Create a YAML file for a value of -p of 0.999 (the default value is 0.8) for the case where we have a single node and 4 parallel processes. Run this workflow with Maestro to make sure your script is working.

YML

description:
    name: Amdahl
    description: Run a parallel program

batch:
    type: slurm
    host: ruby           # machine
    bank: guests         # bank
    queue: pbatch        # partition
    reservation: HPCC1B  # reservation for this workshop

study:
    - name: amdahl
      description: run in parallel
      run:
          # Here's where we include our MPI wrapper:
          cmd: |
               $(LAUNCHER) amdahl --terse -p .999 >> amdahl.json
          nodes: 1
          procs: 4
          walltime: "00:00:30"

Environment variables


Our current directory is probably starting to fill up with directories starting with Amdahl_..., distinguished only by dates and timestamps. It’s probably best to group runs into separate folders to keep things tidy. One way we can do this is by specifying an env section in our YAML file with a variable called OUTPUT_PATH specified in this format:

YML

env:
    variables:
      OUTPUT_PATH: ./Episode3

This env block goes above our study block; env is at the same level of indentation as study. In this case, directories created by runs using this OUTPUT_PATH will all be grouped inside the directory Episode3, to help us group runs by where we are in the lesson.

Challenge

Modify your YAML so that subsequent runs will be grouped into a shared parent directory (for example, Episode3, as above).

YML

description:
    name: Amdahl
    description: Run a parallel program

batch:
    type: slurm
    host: ruby           # machine
    bank: guests         # bank
    queue: pbatch        # partition
    reservation: HPCC1B  # reservation for this workshop

env:
    variables:
      OUTPUT_PATH: ./Episode3

study:
    - name: amdahl
      description: run in parallel
      run:
          # Here's where we include our MPI wrapper:
          cmd: |
               $(LAUNCHER) amdahl --terse -p .999 >> amdahl.json
          nodes: 1
          procs: 4
          walltime: "00:00:30"

Dry-run (--dry) mode


It’s often useful to run Maestro in --dry mode, which causes Maestro to create scripts and the directory structure without actually running jobs. You will see this parameter if you run maestro run --help.

Challenge

Do a couple dry runs using the script created in the last challenge. This should help you verify that a new directory “Episode3” gets created for runs from this episode.

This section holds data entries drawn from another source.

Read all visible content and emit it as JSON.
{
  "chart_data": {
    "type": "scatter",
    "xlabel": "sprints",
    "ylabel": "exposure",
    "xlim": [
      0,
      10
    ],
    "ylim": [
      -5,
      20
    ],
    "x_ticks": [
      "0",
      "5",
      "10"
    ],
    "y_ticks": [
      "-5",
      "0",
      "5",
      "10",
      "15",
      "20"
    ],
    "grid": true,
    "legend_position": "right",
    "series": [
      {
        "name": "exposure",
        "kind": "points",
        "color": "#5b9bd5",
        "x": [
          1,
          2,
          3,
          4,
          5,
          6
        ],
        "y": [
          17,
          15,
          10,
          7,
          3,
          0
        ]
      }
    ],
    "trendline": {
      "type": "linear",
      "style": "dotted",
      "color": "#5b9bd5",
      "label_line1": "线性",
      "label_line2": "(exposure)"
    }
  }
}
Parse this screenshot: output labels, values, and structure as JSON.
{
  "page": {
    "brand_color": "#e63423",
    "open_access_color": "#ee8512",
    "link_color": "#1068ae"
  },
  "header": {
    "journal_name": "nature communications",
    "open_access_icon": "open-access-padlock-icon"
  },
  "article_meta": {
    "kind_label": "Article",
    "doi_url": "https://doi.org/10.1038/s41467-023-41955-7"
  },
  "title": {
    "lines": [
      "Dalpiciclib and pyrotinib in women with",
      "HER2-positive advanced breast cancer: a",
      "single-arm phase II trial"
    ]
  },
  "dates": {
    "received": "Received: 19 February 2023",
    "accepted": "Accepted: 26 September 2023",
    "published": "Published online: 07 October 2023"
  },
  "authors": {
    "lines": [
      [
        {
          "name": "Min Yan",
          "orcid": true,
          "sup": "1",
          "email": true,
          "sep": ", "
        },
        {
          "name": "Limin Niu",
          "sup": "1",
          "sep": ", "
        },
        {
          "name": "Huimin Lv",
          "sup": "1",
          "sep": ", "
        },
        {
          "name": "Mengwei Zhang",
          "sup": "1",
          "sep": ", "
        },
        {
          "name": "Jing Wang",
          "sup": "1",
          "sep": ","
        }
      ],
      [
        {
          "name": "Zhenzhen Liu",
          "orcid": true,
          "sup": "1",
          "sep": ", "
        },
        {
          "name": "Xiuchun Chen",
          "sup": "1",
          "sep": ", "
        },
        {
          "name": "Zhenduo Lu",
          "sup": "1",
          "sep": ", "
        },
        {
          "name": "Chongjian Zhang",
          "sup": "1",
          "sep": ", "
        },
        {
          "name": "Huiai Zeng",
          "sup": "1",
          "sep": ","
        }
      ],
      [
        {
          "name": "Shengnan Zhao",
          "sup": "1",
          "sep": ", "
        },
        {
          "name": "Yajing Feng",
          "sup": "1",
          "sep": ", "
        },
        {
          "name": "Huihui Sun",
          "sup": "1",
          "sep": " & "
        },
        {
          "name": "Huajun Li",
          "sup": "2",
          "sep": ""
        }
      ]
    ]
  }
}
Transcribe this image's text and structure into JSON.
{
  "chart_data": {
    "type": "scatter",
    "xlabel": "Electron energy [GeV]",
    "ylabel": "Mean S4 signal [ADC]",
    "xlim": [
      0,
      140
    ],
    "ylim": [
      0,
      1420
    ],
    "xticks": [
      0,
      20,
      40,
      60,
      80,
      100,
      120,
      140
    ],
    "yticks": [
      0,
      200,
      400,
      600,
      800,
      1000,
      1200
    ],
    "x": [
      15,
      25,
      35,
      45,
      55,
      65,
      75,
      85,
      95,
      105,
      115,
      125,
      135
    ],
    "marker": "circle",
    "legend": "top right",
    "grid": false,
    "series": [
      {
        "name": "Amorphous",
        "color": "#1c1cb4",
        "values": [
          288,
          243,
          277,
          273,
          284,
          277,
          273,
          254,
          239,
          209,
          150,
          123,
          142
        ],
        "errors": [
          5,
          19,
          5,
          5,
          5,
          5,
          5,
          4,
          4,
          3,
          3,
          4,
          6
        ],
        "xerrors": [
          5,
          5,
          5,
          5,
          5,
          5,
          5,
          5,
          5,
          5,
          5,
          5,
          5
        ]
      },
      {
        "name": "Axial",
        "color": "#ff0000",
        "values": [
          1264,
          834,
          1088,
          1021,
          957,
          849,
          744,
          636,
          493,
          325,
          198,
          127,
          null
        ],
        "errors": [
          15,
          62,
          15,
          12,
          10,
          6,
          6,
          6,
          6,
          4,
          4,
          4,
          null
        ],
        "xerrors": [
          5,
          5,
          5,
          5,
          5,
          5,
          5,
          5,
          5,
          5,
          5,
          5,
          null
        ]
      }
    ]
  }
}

Note: --dry is an input for maestro run, not for amdahl. To do a dry run, you shouldn’t need to update your YAML file at all. Instead, you just run

BASH

maestro run --dry «YAML filename»

After running

BASH

maestro run --dry amdahl.yaml

a directory path of the form Episode3/Amdahl_{DATE}_{TIME}/amdahl should be created.

Key Points

  • “Adding $(LAUNCHER) before commands signals to Maestro to use MPI via srun.”
  • “New Maestro runs can be grouped within a new directory specified by the environment variable OUTPUT_PATH
  • You can use --dry to verify that the expected directory structure and scripts are created by a given Maestro YAML file.